By day, Curt Bright is a mild-mannered videographer, crafting stories for the University of Nebraska–Lincoln.
By night (and on weekends), Bright transforms into his alter ego — a tie-dye wearing, guitar-strumming, zany-lyric singing hero who cruises into communities and across local stages. No phone booth required.
Since 2004, Bright has teamed with his brother, Randy, and other local musicians to perform as the String Beans. The Lincoln-area, family-friendly band features a song catalog that spans from the silly to educational.
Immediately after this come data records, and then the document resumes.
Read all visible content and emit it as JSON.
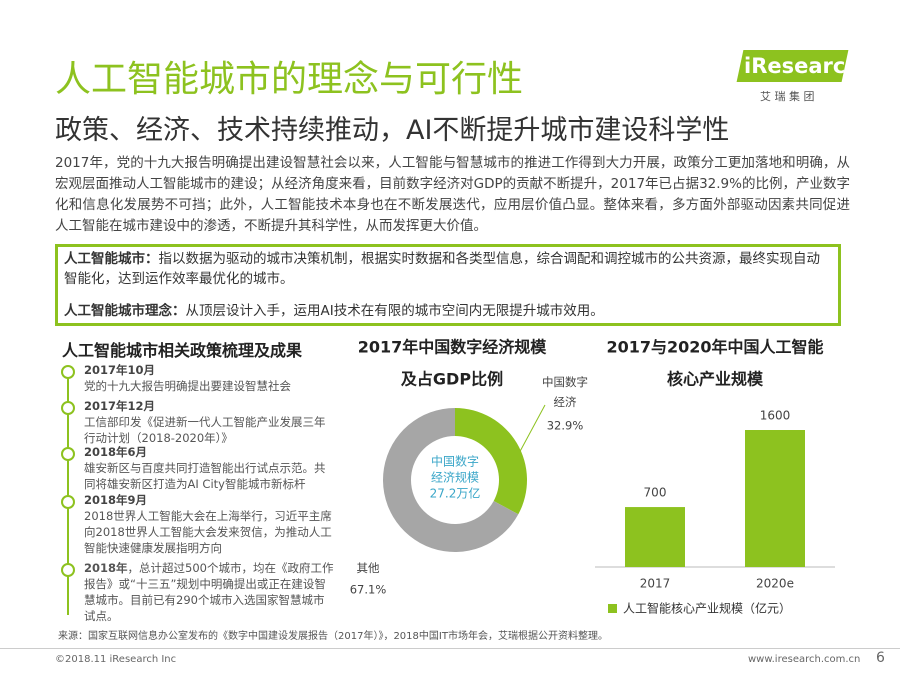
{
  "header": {
    "title": "人工智能城市的理念与可行性",
    "subtitle": "政策、经济、技术持续推动，AI不断提升城市建设科学性",
    "logo": "iResearch",
    "logo_sub": "艾 瑞 集 团"
  },
  "intro": "2017年，党的十九大报告明确提出建设智慧社会以来，人工智能与智慧城市的推进工作得到大力开展，政策分工更加落地和明确，从宏观层面推动人工智能城市的建设；从经济角度来看，目前数字经济对GDP的贡献不断提升，2017年已占据32.9%的比例，产业数字化和信息化发展势不可挡；此外，人工智能技术本身也在不断发展迭代，应用层价值凸显。整体来看，多方面外部驱动因素共同促进人工智能在城市建设中的渗透，不断提升其科学性，从而发挥更大价值。",
  "definitions": [
    {
      "label": "人工智能城市：",
      "text": "指以数据为驱动的城市决策机制，根据实时数据和各类型信息，综合调配和调控城市的公共资源，最终实现自动智能化，达到运作效率最优化的城市。"
    },
    {
      "label": "人工智能城市理念：",
      "text": "从顶层设计入手，运用AI技术在有限的城市空间内无限提升城市效用。"
    }
  ],
  "timeline": {
    "title": "人工智能城市相关政策梳理及成果",
    "items": [
      {
        "date": "2017年10月",
        "text": "党的十九大报告明确提出要建设智慧社会"
      },
      {
        "date": "2017年12月",
        "text": "工信部印发《促进新一代人工智能产业发展三年行动计划（2018-2020年）》"
      },
      {
        "date": "2018年6月",
        "text": "雄安新区与百度共同打造智能出行试点示范。共同将雄安新区打造为AI City智能城市新标杆"
      },
      {
        "date": "2018年9月",
        "text": "2018世界人工智能大会在上海举行，习近平主席向2018世界人工智能大会发来贺信，为推动人工智能快速健康发展指明方向"
      },
      {
        "date": "2018年",
        "text": "，总计超过500个城市，均在《政府工作报告》或“十三五”规划中明确提出或正在建设智慧城市。目前已有290个城市入选国家智慧城市试点。"
      }
    ]
  },
  "chart_data": [
    {
      "type": "pie",
      "title": [
        "2017年中国数字经济规模",
        "及占GDP比例"
      ],
      "categories": [
        "中国数字经济",
        "其他"
      ],
      "values": [
        32.9,
        67.1
      ],
      "value_labels": [
        "32.9%",
        "67.1%"
      ],
      "colors": [
        "#8dc21f",
        "#a6a6a6"
      ],
      "donut": true,
      "center_text": [
        "中国数字",
        "经济规模",
        "27.2万亿"
      ]
    },
    {
      "type": "bar",
      "title": [
        "2017与2020年中国人工智能",
        "核心产业规模"
      ],
      "categories": [
        "2017",
        "2020e"
      ],
      "series": [
        {
          "name": "人工智能核心产业规模（亿元）",
          "color": "#8dc21f",
          "values": [
            700,
            1600
          ]
        }
      ]
    }
  ],
  "source": "来源：国家互联网信息办公室发布的《数字中国建设发展报告（2017年）》，2018中国IT市场年会，艾瑞根据公开资料整理。",
  "footer": {
    "copyright": "©2018.11 iResearch Inc",
    "site": "www.iresearch.com.cn",
    "page": "6"
  }
}
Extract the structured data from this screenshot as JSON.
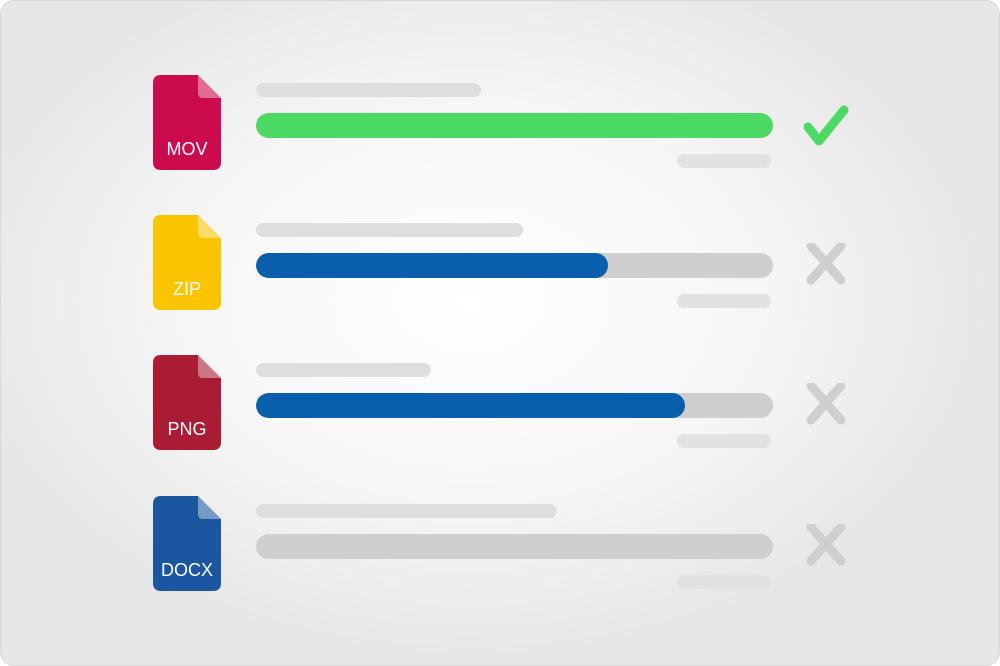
{
  "uploads": [
    {
      "extension": "MOV",
      "file_color": "#cc0b4f",
      "progress_percent": 100,
      "bar_color": "#4cd964",
      "status": "check-icon",
      "status_color": "#4cd964"
    },
    {
      "extension": "ZIP",
      "file_color": "#fbc400",
      "progress_percent": 68,
      "bar_color": "#0a5fad",
      "status": "x-icon",
      "status_color": "#cfcfcf"
    },
    {
      "extension": "PNG",
      "file_color": "#a91c33",
      "progress_percent": 83,
      "bar_color": "#0a5fad",
      "status": "x-icon",
      "status_color": "#cfcfcf"
    },
    {
      "extension": "DOCX",
      "file_color": "#1b56a0",
      "progress_percent": 0,
      "bar_color": "#0a5fad",
      "status": "x-icon",
      "status_color": "#cfcfcf"
    }
  ]
}
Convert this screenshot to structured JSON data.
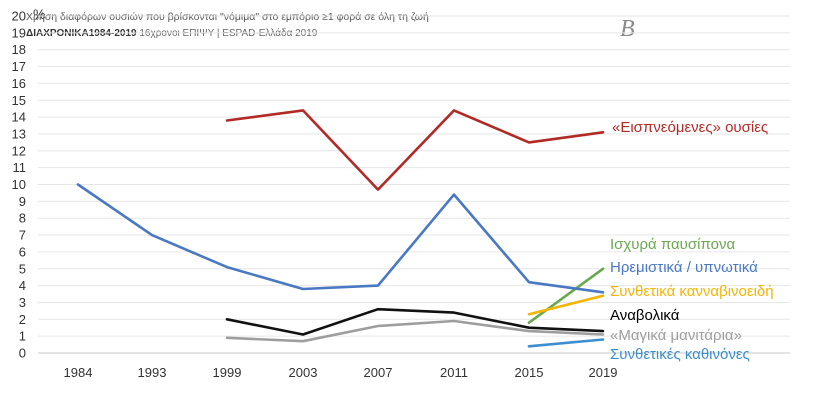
{
  "title": "Χρήση διαφόρων ουσιών που βρίσκονται \"νόμιμα\" στο εμπόριο ≥1 φορά σε όλη τη ζωή",
  "subtitle_bold": "ΔΙΑΧΡΟΝΙΚΑ1984-2019",
  "subtitle_rest": " 16χρονοι ΕΠΙΨΥ | ESPAD-Ελλάδα 2019",
  "panel_letter": "B",
  "chart_data": {
    "type": "line",
    "ylabel": "%",
    "ylim": [
      0,
      20
    ],
    "yticks": [
      0,
      1,
      2,
      3,
      4,
      5,
      6,
      7,
      8,
      9,
      10,
      11,
      12,
      13,
      14,
      15,
      16,
      17,
      18,
      19,
      20
    ],
    "categories": [
      "1984",
      "1993",
      "1999",
      "2003",
      "2007",
      "2011",
      "2015",
      "2019"
    ],
    "grid": true,
    "legend": "inline-right",
    "series": [
      {
        "name": "«Εισπνεόμενες» ουσίες",
        "color": "#b22a26",
        "values": [
          null,
          null,
          13.8,
          14.4,
          9.7,
          14.4,
          12.5,
          13.1
        ]
      },
      {
        "name": "Ισχυρά παυσίπονα",
        "color": "#6aa84f",
        "values": [
          null,
          null,
          null,
          null,
          null,
          null,
          1.8,
          5.0
        ]
      },
      {
        "name": "Ηρεμιστικά / υπνωτικά",
        "color": "#4a78c2",
        "values": [
          10.0,
          7.0,
          5.1,
          3.8,
          4.0,
          9.4,
          4.2,
          3.6
        ]
      },
      {
        "name": "Συνθετικά κανναβινοειδή",
        "color": "#f5b400",
        "values": [
          null,
          null,
          null,
          null,
          null,
          null,
          2.3,
          3.4
        ]
      },
      {
        "name": "Αναβολικά",
        "color": "#111111",
        "values": [
          null,
          null,
          2.0,
          1.1,
          2.6,
          2.4,
          1.5,
          1.3
        ]
      },
      {
        "name": "«Μαγικά μανιτάρια»",
        "color": "#9e9e9e",
        "values": [
          null,
          null,
          0.9,
          0.7,
          1.6,
          1.9,
          1.3,
          1.1
        ]
      },
      {
        "name": "Συνθετικές καθινόνες",
        "color": "#3b8ed0",
        "values": [
          null,
          null,
          null,
          null,
          null,
          null,
          0.4,
          0.8
        ]
      }
    ]
  }
}
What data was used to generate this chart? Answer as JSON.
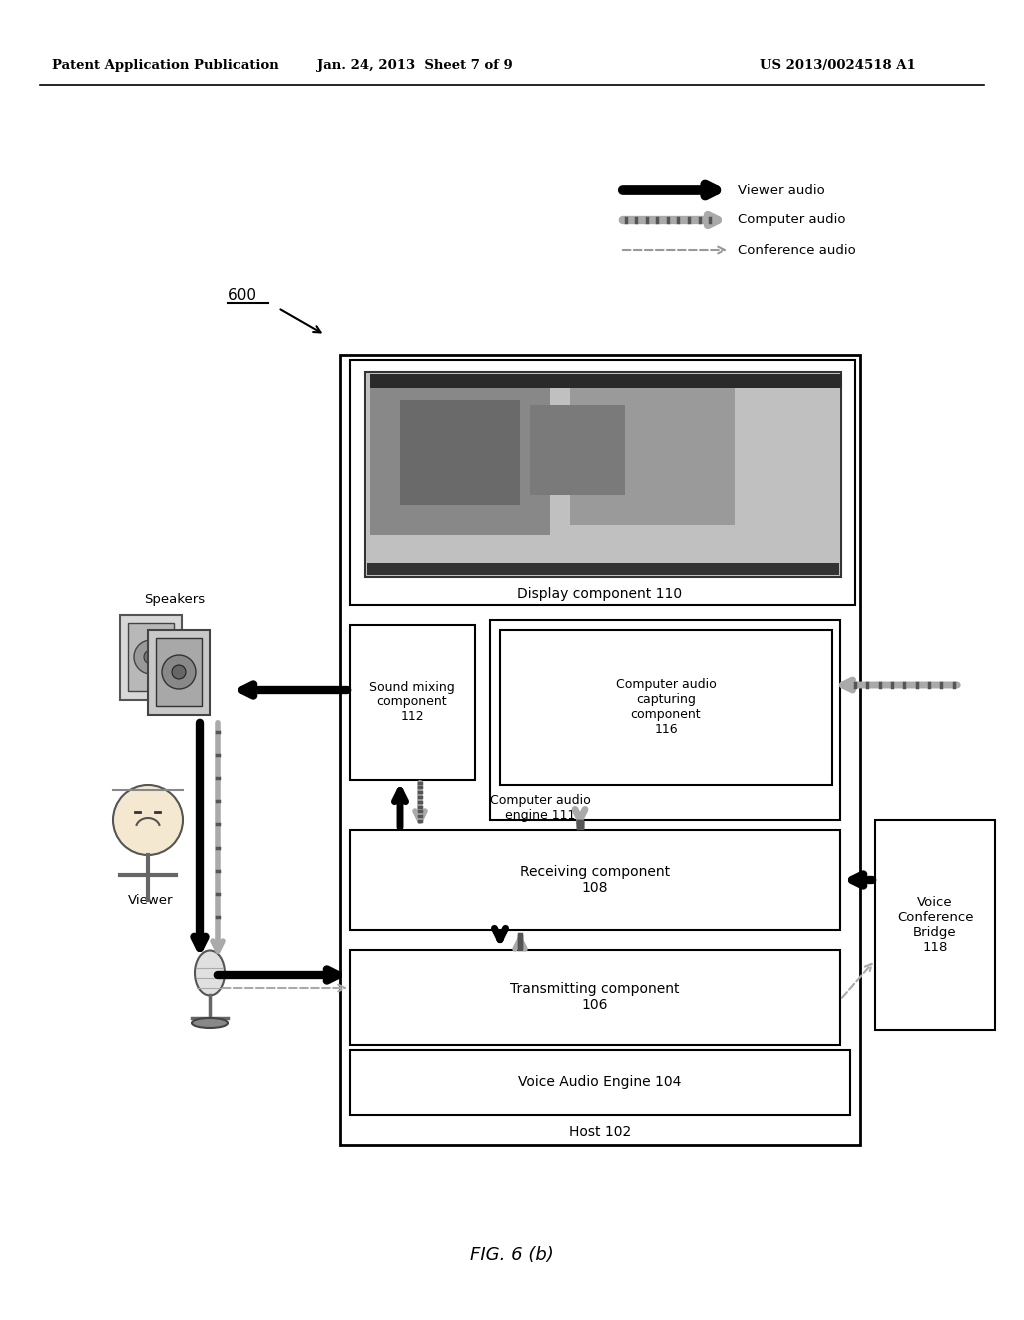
{
  "bg_color": "#ffffff",
  "header_left": "Patent Application Publication",
  "header_mid": "Jan. 24, 2013  Sheet 7 of 9",
  "header_right": "US 2013/0024518 A1",
  "figure_label": "FIG. 6 (b)",
  "legend_viewer": "Viewer audio",
  "legend_computer": "Computer audio",
  "legend_conference": "Conference audio",
  "label_host": "Host 102",
  "label_display": "Display component 110",
  "label_vae": "Voice Audio Engine 104",
  "label_sound_mixing": "Sound mixing\ncomponent\n112",
  "label_comp_audio_cap": "Computer audio\ncapturing\ncomponent\n116",
  "label_comp_audio_engine": "Computer audio\nengine 111",
  "label_receiving": "Receiving component\n108",
  "label_transmitting": "Transmitting component\n106",
  "label_vcb": "Voice\nConference\nBridge\n118",
  "label_speakers": "Speakers",
  "label_viewer": "Viewer"
}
And Bright, who writes the band’s songs and sings lead vocals, has transmogrified the work into a sesquicentennial video for the University of Nebraska–Lincoln and four musicals.
The most recent musical, “The Shipwreck Show,” is being staged this summer by the Mesner Puppet Theater in Kansas City. His other shows, staged by multiple performance troupes, include two that feature Star Wars parodies and a Christmas zombie musical.
“I’ve been creating these little songs since I taught myself to play the guitar as a teen,” Bright said. “It’s hard for me to believe it, but I’ve written more than 100 songs for kids.”
Bright’s performing days started over a bonfire at his brother’s house in 2004. Encouraged to break out a guitar, Bright played “Bomp She Bomp,” a clever ditty about an adventurous polar bear befriending an alligator. The song drew encouragement from a local teacher who wanted to hear more.
Inspired by the accolades, the brothers developed a 30-minute mix of music and magic performed for the first time for kindergarteners at Norris Public Schools. It led to another gig (a request from a parent in attendance) and the official formation of the band — which the brothers named over a bowl of green beans during a family dinner.
“And then, someone heard us play and asked if we could play another show,” Bright said. “That’s how it’s mostly worked for us. Just people coming up asking if we would play for their church, school, nursing home, daycare or whatever.”
The String Beans have gone on to release nine albums — from “Gophers in Loafers” in 2005 to “Kiss a Fish” in 2017. Bright has also remixed two of the band’s earlier albums and a 10th CD is in development.
This summer, “Bomp She Bomp” is again flying high as the inspiration behind “The Shipwreck Show.” The production features eight String Beans songs and follows the adventures of a pirate captain trying to escape a deserted island.
The production is years in the making, having started — naturally — from a conversation after a String Beans performance.
“Mike saw us perform as a warm-up during Jazz in June many years ago,” Bright said. “He really liked ‘Bomp She Bomp’ and asked if he could use some of our music in his shows.”
Bright agreed, but the collaboration was delayed when Horner moved to Kansas City. The two have stayed in touch and staged two of Bright’s other musicals — both Star Wars parodies — before returning to the original idea.
The production — written by Bright, Horner and Chase Guthrie Knueven (a University of Nebraska–Lincoln graduate) — shows through June 30 at the MTH Theater at Crown Center, 2450 Grand Blvd., in Kansas City.
“Mike’s puppets and his stage presence really make for a great show,” Bright said. “He is incredibly creative in the way he puts things together.”
Even though they don’t (often) include wearing a cape, Bright said he has enjoyed his musical adventures and waits to see where they take him in the future.
“I have this fantasy that we get noticed by a record company or, maybe, Disney gives us a call,” Bright said. “Until that happens, I’m going to keep doing because it is fun. I love being part of the creative process and the challenge of putting together a catchy tune with a funny rhyme.”